Excluding the type-level debugging they mention, I think a lean style language-server is a better approach. Otherwise you are basically using an append-only ed to edit your environment rather than a vi.
I've fantasized about some kind of a dependently-typed Smalltalk-like thing before, and in those fantasies the solution would be that changes would be submitted in the form of transactions - they wouldn't be live until you bundled them all together into one big change that would be fully type-checked, as you describe.
I just wrote redef to emphasize that I'm not shadowing the original definition.
def a := 1
def f x := a * x
-- at this point f 1 evaluates to 1
redef a := 2
-- at this point f 1 evaluates to 2
But with dependent types, types can depend on prior values (in the previous example the type of x depends on the value t in the most direct way possible, as the type of x is t).

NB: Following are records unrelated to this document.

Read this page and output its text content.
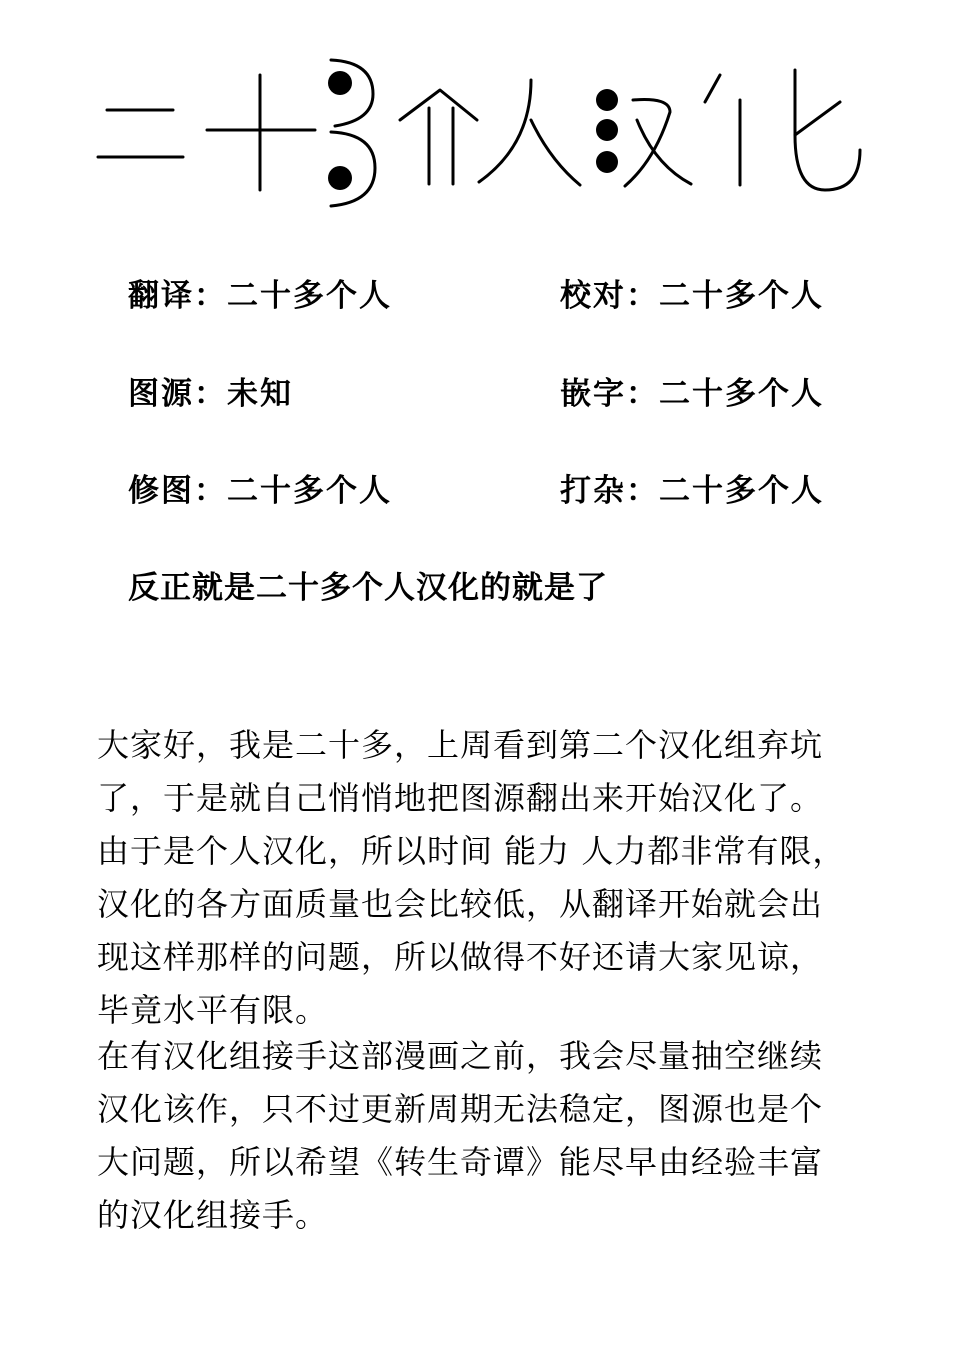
翻译：二十多个人	校对：二十多个人
图源：未知	嵌字：二十多个人
修图：二十多个人	打杂：二十多个人
反正就是二十多个人汉化的就是了
大家好，我是二十多，上周看到第二个汉化组弃坑
了，于是就自己悄悄地把图源翻出来开始汉化了。
由于是个人汉化，所以时间 能力 人力都非常有限，
汉化的各方面质量也会比较低，从翻译开始就会出
现这样那样的问题，所以做得不好还请大家见谅，
毕竟水平有限。
在有汉化组接手这部漫画之前，我会尽量抽空继续
汉化该作，只不过更新周期无法稳定，图源也是个
大问题，所以希望《转生奇谭》能尽早由经验丰富
的汉化组接手。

If you redefine values, the subsequent definitions may not type-check anymore.
I see what you mean. But would you not experience the same sort of issue simply from redefining types in the same way? It seems this kind of destructive operation (whether on types or terms) is the issue. As someone who's used to ML, it seems strange to allow this kind of thing (instead of simply shadowing), but maybe it's a Lisp thing?
There is a large library of mathematics formalized in lean called mathlib. There are graphs for the module dependencies, but I haven't seen any at the level of definitions (including lemmas and theorems).
That'd almost be partial functions with extra steps. Take the Klesili category with the Maybe Monad,and you get partial functions.
Unless you are manually matching on the the Maybe, and thus observing the timeout, then that isn't the case. You'd probably also want a nondetermism effect which cannot handle unless you specifically build your timeouts to be deterministic, which I think Lean 4 does, but you can't go from partial to total with it afaik.